I need to create a column in a dataset that reports the most recent row-wise modal text value in a selection of columns (ignoring NAs).
Background: I've a dataset where up to 4 coders rated participant transcripts (one participant/row). Occasionally a minority of coders either disagree or select the wrong code for a participant/row. So I need to reproducibly select the modal code response across coders for each participant (i.e., for each row) and—when there is a tie—select the most recent (later) modal code responses (because later codings are more likely to be correct).
Here's a fake example of the dataset with four coder's codes (Essay or Chat) for 3 participants (one/row).
> fakeData = data.frame(id = 1:3,
+ Condition = c("Essay", "Chat", "Chat"),
+ FirstCoder = c("NA","Essay","Essay"),
+ SecondCoder = c("NA","Chat","Essay"),
+ ThirdCoder = c("Essay","Chat","Chat"),
+ FourthCoder = c("Essay","NA","Chat"))
> fakeData
id Condition FirstCoder SecondCoder ThirdCoder FourthCoder
1 1 Essay NA NA Essay Essay
2 2 Chat Essay Chat Chat NA
3 3 Chat Essay Essay Chat Chat
Regarding recency: The "FirstCoder" coded first, "SecondCoder" coded next, then the "ThirdCoder" submitted their code, and "FourthCoder" was the last (and most recent) coder to submit a response.

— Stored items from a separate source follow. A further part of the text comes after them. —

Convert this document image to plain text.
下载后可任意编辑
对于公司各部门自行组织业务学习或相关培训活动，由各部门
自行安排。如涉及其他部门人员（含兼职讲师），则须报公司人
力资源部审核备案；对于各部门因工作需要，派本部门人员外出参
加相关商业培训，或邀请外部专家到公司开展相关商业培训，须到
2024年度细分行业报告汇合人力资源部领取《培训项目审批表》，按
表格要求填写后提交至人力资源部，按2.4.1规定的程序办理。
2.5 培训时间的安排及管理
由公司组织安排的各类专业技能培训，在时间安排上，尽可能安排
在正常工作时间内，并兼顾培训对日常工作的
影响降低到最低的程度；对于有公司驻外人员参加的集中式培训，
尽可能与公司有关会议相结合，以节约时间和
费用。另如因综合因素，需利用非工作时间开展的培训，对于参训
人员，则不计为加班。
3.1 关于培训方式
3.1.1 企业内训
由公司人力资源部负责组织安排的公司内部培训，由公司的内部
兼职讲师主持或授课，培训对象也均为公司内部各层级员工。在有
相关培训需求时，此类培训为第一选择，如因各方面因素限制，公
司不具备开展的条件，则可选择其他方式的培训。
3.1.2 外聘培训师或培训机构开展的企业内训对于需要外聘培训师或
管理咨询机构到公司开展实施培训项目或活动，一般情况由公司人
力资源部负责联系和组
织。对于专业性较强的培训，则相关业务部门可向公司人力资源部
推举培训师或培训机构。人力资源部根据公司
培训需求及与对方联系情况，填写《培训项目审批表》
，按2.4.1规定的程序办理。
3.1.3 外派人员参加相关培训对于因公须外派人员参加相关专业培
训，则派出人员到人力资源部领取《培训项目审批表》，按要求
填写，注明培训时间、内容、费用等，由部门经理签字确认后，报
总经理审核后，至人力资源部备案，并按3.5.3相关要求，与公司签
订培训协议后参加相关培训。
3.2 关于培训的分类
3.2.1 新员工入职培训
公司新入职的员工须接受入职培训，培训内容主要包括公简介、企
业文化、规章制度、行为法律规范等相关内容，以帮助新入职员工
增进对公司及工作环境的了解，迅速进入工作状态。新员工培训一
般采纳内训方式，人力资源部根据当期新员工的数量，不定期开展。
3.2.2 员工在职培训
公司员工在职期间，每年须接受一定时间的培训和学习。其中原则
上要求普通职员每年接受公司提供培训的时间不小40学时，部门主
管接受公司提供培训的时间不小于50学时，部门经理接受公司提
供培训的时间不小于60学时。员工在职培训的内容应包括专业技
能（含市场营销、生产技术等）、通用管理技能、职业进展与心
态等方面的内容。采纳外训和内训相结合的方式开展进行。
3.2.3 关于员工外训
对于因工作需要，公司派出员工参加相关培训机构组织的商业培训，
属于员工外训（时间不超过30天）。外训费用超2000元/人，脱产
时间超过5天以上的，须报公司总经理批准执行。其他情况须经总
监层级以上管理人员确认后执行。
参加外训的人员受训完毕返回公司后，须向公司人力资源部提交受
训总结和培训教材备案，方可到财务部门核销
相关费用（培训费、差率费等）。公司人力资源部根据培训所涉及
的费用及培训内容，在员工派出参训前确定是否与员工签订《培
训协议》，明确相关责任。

Here are some methods I've tried from other forums—notice how I need to ignore the "Condition" column:
> fakeData$ModalCode1 <- apply(fakeData,1,function(x) names(which.max(table(c("FirstCoder","SecondCoder", "ThirdCoder", "FourthCoder")))))
> fakeData$ModalCode2 <- apply(select(fakeData,ends_with("Coder")), 1, Mode)

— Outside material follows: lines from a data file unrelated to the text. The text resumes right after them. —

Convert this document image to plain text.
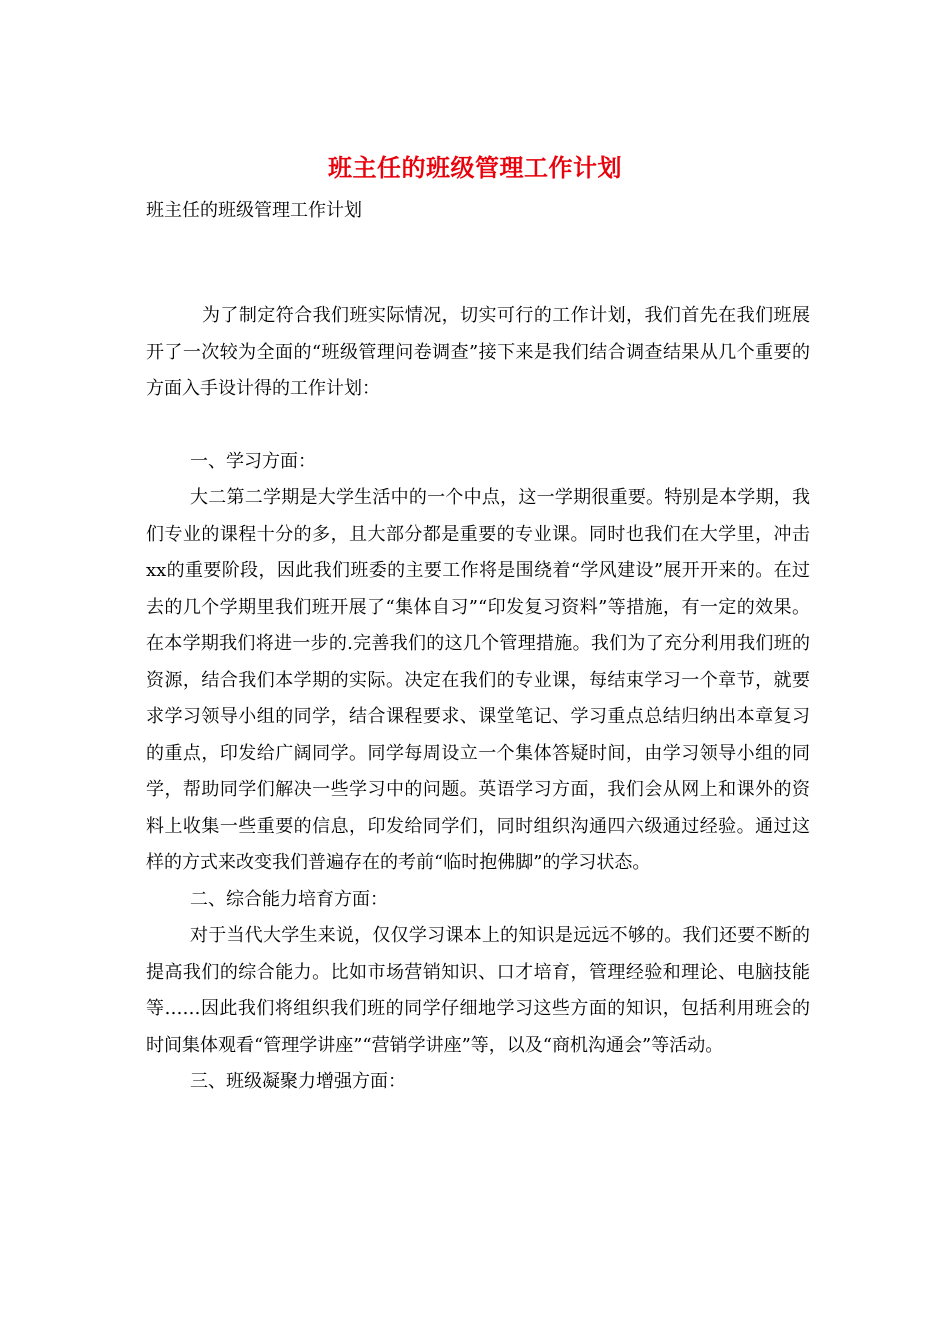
班主任的班级管理工作计划
班主任的班级管理工作计划

为了制定符合我们班实际情况，切实可行的工作计划，我们首先在我们班展开了一次较为全面的“班级管理问卷调查”接下来是我们结合调查结果从几个重要的方面入手设计得的工作计划：

一、学习方面：

大二第二学期是大学生活中的一个中点，这一学期很重要。特别是本学期，我们专业的课程十分的多，且大部分都是重要的专业课。同时也我们在大学里，冲击xx的重要阶段，因此我们班委的主要工作将是围绕着“学风建设”展开开来的。在过去的几个学期里我们班开展了“集体自习”“印发复习资料”等措施，有一定的效果。在本学期我们将进一步的.完善我们的这几个管理措施。我们为了充分利用我们班的资源，结合我们本学期的实际。决定在我们的专业课，每结束学习一个章节，就要求学习领导小组的同学，结合课程要求、课堂笔记、学习重点总结归纳出本章复习的重点，印发给广阔同学。同学每周设立一个集体答疑时间，由学习领导小组的同学，帮助同学们解决一些学习中的问题。英语学习方面，我们会从网上和课外的资料上收集一些重要的信息，印发给同学们，同时组织沟通四六级通过经验。通过这样的方式来改变我们普遍存在的考前“临时抱佛脚”的学习状态。

二、综合能力培育方面：

对于当代大学生来说，仅仅学习课本上的知识是远远不够的。我们还要不断的提高我们的综合能力。比如市场营销知识、口才培育，管理经验和理论、电脑技能等……因此我们将组织我们班的同学仔细地学习这些方面的知识，包括利用班会的时间集体观看“管理学讲座”“营销学讲座”等，以及“商机沟通会”等活动。

三、班级凝聚力增强方面：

The correct result would be this column (created manually)
> fakeData$MostRecentModalCode <- c("Essay", "Chat", "Chat")
You can see that none of my attempts are getting the correct result (i.e., "MostRecentModalCode").
> fakeData
id Condition FirstCoder SecondCoder ThirdCoder FourthCoder ModalCode1 ModalCode2 MostRecentModalCode
1 1 Essay NA NA Essay Essay FirstCoder NA Essay
2 2 Chat Essay Chat Chat NA FirstCoder Chat Chat
3 3 Chat Essay Essay Chat Chat FirstCoder Essay Chat
As you can see the final (correct) column ignores NAs and breaks modal ties with the more recent coders' responses (unlike the traditional Mode function).
Surely there's a function for this, but I am just failing to find or correctly implement it.
Advice and solutions welcome! (If I have to create a custom function, that's fine—albeit surprising.)
We can use the Mode
function from here
> Mode <- function(x) {
+ ux <- unique(x)
+ ux[which.max(tabulate(match(x, ux)))]
+ }
>
> apply(fakeData[-1], 1, Mode)
[1] "Essay" "Chat" "Chat"